Stefano Maltese & Antonio Moncada – Monade 1-4

Stefano Maltese & Antonio Moncada - Monade 1-4

Labirinti Sonori – 2017




Stefano Maltese: sassofono soprano, sassofono alto, sassofono tenore, saxello, flauti, clarinetto basso, pianoforte, percussioni

Antonio Moncada: batteria, percussioni






Le monadi, secondo la definizione del dizionario, sono «la parte ultima, indivisibile della materia». Muovendo proprio da spunti elementari, da semplici stimoli privi di sovrastrutture, Stefano Maltese e Antonio Moncada realizzano quattro ore abbondanti di musica e li pubblicano su quattro cd numerati e distinti per il diverso colore delle copertine. Si tratta, come si può facilmente immaginare, di improvvisazioni libere, dove, però, la mancanza di idee o la casualità nel modo di interagire sono del tutto assenti. Forti di una collaborazione pluriennale, i due compositori istantanei siciliani elaborano, infatti, discorsi coerenti e coesi andando a sondare tutto quanto esperito in un percorso di conoscenza e di ricerca pienamente consolidato.

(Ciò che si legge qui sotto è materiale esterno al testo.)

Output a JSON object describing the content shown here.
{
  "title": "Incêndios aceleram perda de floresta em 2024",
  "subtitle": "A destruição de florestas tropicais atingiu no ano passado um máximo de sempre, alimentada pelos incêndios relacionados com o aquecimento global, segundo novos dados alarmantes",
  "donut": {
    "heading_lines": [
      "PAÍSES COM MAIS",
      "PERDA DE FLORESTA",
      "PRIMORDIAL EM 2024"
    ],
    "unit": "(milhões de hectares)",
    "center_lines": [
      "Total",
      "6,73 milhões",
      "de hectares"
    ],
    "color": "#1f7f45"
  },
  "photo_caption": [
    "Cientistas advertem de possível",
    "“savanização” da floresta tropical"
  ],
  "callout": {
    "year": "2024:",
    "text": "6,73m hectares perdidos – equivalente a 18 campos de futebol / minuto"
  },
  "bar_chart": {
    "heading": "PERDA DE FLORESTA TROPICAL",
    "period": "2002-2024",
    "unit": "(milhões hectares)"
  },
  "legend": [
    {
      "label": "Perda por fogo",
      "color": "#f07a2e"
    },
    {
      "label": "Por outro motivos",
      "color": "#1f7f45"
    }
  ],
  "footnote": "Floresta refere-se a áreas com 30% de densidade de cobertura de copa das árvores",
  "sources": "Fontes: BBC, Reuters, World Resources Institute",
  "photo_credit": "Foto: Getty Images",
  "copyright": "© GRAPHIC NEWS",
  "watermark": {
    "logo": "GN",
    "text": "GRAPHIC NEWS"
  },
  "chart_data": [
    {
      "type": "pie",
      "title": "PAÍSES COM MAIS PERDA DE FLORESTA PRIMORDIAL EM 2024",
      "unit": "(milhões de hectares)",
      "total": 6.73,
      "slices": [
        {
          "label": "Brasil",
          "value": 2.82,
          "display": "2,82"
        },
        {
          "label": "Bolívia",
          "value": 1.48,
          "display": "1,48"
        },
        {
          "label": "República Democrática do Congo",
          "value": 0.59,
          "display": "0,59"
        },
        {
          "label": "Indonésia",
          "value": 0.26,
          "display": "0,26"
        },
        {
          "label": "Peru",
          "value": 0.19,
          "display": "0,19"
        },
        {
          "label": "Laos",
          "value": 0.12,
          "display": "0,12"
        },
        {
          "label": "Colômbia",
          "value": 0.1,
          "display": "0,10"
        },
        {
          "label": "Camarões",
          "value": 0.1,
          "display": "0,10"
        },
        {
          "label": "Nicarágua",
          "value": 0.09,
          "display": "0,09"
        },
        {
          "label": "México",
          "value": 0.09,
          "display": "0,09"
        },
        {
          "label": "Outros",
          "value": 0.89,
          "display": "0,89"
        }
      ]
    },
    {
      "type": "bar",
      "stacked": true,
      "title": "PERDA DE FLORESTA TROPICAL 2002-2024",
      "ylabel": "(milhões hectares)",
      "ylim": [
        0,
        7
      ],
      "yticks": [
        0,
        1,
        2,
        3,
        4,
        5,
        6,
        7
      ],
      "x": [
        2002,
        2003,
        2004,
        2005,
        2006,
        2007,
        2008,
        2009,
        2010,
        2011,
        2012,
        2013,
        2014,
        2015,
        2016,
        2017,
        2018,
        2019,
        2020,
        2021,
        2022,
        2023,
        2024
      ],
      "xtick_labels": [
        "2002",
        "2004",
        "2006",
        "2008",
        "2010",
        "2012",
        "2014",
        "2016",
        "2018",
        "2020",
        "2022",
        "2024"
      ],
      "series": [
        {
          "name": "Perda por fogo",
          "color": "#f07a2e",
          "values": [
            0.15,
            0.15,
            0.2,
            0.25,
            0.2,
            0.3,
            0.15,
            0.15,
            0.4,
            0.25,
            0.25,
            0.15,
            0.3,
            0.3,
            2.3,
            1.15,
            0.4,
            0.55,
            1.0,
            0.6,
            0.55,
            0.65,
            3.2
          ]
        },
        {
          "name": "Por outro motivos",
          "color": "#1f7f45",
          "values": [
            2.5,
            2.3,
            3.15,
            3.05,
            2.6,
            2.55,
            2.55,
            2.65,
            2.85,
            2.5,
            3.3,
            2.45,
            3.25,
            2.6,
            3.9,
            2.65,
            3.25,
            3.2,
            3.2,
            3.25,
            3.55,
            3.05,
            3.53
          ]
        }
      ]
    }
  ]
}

Maltese utilizza ampiamente il suo strumentario, servendosi di buona parte della famiglia dei sax e dei clarinetti, del flauto e riservando un cd intero al pianoforte. Moncada risponde con la batteria e differenti tipi di percussioni.


Il polistrumentista palermitano, in certi segmenti, privilegia l’esplorazione timbrica, arrivando a produrre multiphonics, note irregolari, suoni strozzati, salti di registro e colpi di lingua secchi e taglienti in sequenze anomale. In altre situazioni si lavora su temi sobri, ma decifrabili, con una fisionomia aperta in sviluppo conseguente, da momenti di fermento ad altri di distensione.


Il percussionista siracusano, da parte sua, interpreta i segnali che gli lancia il collega e offre un accompagnamento discreto e pulsante o suggerisce figure ritmiche in equilibrio instabile su cui può inserirsi favorevolmente la voce delle ance o della tastiera


La terza Monade, poi, contiene aspetti in un certo qual modo particolari. Maltese vi suona solo il pianoforte in maniera non proprio accademica, andando alla ricerca di effetti inusuali, frugando fra le corde dello strumento e pestando sui tasti, realizzando così una musica ombrosa e ambigua, salvo chiudere con un tocco lirico, sentimentale, nell’ultimo brano Sciamani volanti.


Il duo protagonista dell’incisione, in sintesi, è autore di una sorta di inventario degli elementi ispiratori di una poetica rivolta costantemente in avanti, verso nuove acquisizioni, inediti procedimenti, con alle spalle la lezione dei grandi del jazz moderno e d’avanguardia e, dietro, il battito palpitante dell’Africa nera. Questo è un progetto corposo, appagante, non certo di agevole lettura, che racchiude in complessive quarantasei tracce il frutto prelibato di una vita spesa a servizio di una musica ardita nella forma e controllata,regolata nel suo profondo.